Arsons plague rural Eastern Shore of Va.
MELFA, Va. (AP) — On the Eastern Shore of Virginia, flames light up the sky nearly every other night as a string of arsons turns this ordinarily peaceful peninsula into a pyromaniac's playground.
Since Nov. 12, 64 unoccupied structures in Accomack County have been torched, all at night. Nearly a dozen buildings have been burnt in the past week alone.
Just about every other day, the county's 33,000 residents wake up to news reports that another abandoned home, empty barn or dilapidated storage shed has burned to the ground. Sometimes it occurs in an empty field; sometimes it's across from or behind an occupied building.
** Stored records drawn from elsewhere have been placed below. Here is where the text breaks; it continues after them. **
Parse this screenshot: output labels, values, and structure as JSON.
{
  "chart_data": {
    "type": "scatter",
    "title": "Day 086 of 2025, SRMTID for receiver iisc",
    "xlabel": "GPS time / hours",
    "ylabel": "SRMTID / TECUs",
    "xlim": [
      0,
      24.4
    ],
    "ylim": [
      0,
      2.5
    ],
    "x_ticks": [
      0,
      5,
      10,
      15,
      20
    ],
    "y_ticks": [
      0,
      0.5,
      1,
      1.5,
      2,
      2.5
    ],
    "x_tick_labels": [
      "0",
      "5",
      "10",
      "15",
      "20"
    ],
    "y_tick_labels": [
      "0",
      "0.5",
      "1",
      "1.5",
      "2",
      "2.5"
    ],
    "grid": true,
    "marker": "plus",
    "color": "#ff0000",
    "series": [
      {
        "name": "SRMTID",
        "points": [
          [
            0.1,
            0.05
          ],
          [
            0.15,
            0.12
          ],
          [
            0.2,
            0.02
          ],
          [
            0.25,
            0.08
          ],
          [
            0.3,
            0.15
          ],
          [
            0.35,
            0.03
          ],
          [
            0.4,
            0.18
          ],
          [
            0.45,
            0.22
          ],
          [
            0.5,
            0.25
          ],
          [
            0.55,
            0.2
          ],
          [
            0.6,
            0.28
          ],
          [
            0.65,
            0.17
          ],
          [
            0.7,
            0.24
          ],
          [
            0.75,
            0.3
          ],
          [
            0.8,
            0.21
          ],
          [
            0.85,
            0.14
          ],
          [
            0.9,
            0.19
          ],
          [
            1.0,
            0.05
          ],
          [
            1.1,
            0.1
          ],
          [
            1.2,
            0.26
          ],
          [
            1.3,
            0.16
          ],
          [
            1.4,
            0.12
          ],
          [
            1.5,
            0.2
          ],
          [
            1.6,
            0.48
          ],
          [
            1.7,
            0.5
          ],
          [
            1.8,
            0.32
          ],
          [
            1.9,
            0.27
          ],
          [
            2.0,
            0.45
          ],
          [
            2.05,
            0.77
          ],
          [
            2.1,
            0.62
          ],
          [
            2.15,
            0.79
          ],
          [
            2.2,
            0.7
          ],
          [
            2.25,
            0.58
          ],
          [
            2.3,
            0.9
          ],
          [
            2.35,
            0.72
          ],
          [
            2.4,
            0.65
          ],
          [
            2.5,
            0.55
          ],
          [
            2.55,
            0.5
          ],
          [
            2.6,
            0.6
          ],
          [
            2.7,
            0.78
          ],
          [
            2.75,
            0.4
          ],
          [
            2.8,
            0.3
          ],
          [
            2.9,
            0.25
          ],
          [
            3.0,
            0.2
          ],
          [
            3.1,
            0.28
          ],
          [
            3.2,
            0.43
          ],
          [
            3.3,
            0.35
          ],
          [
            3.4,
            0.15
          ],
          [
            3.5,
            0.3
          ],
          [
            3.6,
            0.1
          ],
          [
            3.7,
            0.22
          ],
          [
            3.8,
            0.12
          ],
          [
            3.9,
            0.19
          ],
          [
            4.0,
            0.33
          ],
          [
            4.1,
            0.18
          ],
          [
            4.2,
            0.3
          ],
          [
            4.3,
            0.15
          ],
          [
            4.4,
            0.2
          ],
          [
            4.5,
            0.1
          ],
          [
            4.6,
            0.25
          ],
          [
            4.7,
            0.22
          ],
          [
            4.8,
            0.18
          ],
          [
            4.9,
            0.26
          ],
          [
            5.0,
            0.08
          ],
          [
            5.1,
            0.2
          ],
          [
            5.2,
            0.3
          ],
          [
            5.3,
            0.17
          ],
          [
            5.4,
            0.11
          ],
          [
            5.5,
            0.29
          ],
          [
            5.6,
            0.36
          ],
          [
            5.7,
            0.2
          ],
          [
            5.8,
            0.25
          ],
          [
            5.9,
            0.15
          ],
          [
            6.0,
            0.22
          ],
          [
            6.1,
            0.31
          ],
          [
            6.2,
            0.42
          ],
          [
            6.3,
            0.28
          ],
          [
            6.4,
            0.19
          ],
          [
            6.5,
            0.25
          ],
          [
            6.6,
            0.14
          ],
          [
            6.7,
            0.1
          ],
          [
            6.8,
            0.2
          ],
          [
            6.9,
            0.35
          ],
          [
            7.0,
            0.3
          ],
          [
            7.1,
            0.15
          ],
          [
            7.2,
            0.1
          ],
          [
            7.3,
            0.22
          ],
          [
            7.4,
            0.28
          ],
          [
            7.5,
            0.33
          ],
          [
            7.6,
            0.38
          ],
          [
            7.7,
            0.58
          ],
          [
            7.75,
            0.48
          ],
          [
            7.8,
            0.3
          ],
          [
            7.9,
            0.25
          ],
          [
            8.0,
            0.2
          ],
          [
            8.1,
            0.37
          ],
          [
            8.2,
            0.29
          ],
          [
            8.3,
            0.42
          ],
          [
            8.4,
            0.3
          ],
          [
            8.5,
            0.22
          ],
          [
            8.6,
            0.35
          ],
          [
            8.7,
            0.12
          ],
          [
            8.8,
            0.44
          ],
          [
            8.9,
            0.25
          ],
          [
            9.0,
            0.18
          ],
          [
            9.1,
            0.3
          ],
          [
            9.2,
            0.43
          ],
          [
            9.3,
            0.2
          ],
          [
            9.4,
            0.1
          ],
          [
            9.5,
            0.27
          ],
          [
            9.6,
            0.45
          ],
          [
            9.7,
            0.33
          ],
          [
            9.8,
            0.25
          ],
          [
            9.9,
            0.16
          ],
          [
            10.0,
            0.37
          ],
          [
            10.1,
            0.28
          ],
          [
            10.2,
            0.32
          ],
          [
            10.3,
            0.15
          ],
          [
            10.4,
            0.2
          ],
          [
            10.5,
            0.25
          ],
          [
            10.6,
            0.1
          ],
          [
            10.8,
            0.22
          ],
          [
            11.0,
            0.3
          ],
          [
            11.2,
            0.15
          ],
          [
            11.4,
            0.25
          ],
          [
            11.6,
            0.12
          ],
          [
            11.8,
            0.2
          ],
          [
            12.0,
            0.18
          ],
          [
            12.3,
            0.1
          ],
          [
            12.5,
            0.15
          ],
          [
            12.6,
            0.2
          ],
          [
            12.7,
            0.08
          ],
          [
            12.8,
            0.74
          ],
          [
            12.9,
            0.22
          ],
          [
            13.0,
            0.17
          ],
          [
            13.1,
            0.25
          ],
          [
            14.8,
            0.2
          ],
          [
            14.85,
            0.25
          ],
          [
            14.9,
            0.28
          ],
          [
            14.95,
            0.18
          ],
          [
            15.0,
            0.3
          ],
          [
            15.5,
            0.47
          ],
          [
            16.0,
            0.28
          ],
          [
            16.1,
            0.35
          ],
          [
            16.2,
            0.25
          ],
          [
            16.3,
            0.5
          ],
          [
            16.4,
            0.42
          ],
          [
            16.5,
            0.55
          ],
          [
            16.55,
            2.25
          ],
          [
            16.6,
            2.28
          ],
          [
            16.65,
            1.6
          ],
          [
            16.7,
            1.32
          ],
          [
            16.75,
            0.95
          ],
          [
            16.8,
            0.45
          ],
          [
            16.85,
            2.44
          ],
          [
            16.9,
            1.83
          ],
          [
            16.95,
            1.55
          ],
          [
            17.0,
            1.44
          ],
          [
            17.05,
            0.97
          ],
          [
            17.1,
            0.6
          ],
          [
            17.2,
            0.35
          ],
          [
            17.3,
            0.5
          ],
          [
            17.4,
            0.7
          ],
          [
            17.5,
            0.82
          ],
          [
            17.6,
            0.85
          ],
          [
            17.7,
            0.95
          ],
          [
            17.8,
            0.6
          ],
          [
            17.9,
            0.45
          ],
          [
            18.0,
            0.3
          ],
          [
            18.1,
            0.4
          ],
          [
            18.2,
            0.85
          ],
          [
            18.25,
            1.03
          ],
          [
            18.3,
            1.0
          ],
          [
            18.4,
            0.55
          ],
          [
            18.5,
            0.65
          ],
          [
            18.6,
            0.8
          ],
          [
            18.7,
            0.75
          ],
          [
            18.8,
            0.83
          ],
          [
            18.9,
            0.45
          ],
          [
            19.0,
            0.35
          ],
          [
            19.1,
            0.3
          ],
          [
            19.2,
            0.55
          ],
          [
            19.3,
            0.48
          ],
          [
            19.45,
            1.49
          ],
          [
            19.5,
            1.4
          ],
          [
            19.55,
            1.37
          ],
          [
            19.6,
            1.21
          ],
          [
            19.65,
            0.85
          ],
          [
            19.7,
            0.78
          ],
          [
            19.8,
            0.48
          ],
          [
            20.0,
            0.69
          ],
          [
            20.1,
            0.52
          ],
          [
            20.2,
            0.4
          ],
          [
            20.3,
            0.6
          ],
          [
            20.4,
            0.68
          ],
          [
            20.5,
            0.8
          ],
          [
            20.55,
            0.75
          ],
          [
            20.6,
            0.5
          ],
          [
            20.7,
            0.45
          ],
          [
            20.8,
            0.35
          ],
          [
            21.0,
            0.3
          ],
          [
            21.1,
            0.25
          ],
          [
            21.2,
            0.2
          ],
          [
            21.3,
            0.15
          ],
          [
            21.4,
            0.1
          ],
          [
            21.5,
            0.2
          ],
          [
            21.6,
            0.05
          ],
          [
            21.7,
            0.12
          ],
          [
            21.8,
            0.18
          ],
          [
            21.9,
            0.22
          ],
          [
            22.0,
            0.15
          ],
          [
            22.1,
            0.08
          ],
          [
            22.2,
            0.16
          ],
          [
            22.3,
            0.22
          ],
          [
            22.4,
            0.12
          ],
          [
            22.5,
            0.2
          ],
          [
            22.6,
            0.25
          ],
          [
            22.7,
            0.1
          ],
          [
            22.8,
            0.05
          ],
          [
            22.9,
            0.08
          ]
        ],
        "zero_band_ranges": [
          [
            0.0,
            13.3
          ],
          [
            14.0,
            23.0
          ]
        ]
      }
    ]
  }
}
So far, nobody has been injured.
Many residents have resorted to leaving their lights on at night to let the arsonist — or arsonists, as Virginia State Police say is more likely — know the building isn't empty.
"It's teeing off a lot of people, making them mad and upset," Donald Varney said. "It's a serious thing. Eventually somebody's going to get hurt. Somebody has a very good chance of being killed in a situation like this."
As Varney spoke Wednesday, an unoccupied two-story home set ablaze the night before smoldered in a wooded area about a mile away. It was one of two structures set on fire Tuesday night, with the other several miles away. The distance is not uncommon, leading state investigators to believe at least two people are working together.
Varney runs a fishing tackle shop next door to his home on the Eastern Shore, which is sandwiched between the Chesapeake Bay and the Atlantic Ocean and connected to the rest of Virginia by a singular bridge-tunnel and a seasonal ferry. But the shore's glory days as an agricultural, forestry and commercial fishing hub have long passed, and many of the structures being lit on fire are seemingly relics from a more prosperous era a century ago.
Today, only about 200 people in the county that borders Maryland work in the agricultural, fishing, hunting and forestry industry, according to state employment statistics.
One of the few areas of the county that has gone untouched by the fires is the more affluent and tourist-driven Chincoteague Island, where an annual pony swim draws thousands of visitors every year. And for reasons nobody knows, the southern portion of the two-county Eastern Shore has gone unscathed.
The Accomack County Sheriff's Office doesn't have an arson investigator on staff, so it turned over the investigation's lead to state police. The county has three dozen firefighters on staff, but it relies largely on about 600 volunteers with day jobs to battle the blazes each night.
Capt. Timothy Reibel said in a statement that state police believe the fires are generally being set an hour or two before they're discovered. Many are set along county's primary and secondary roads, allowing for an easy escape, he said. And in Accomack County, even primary roads aren't major thoroughfares.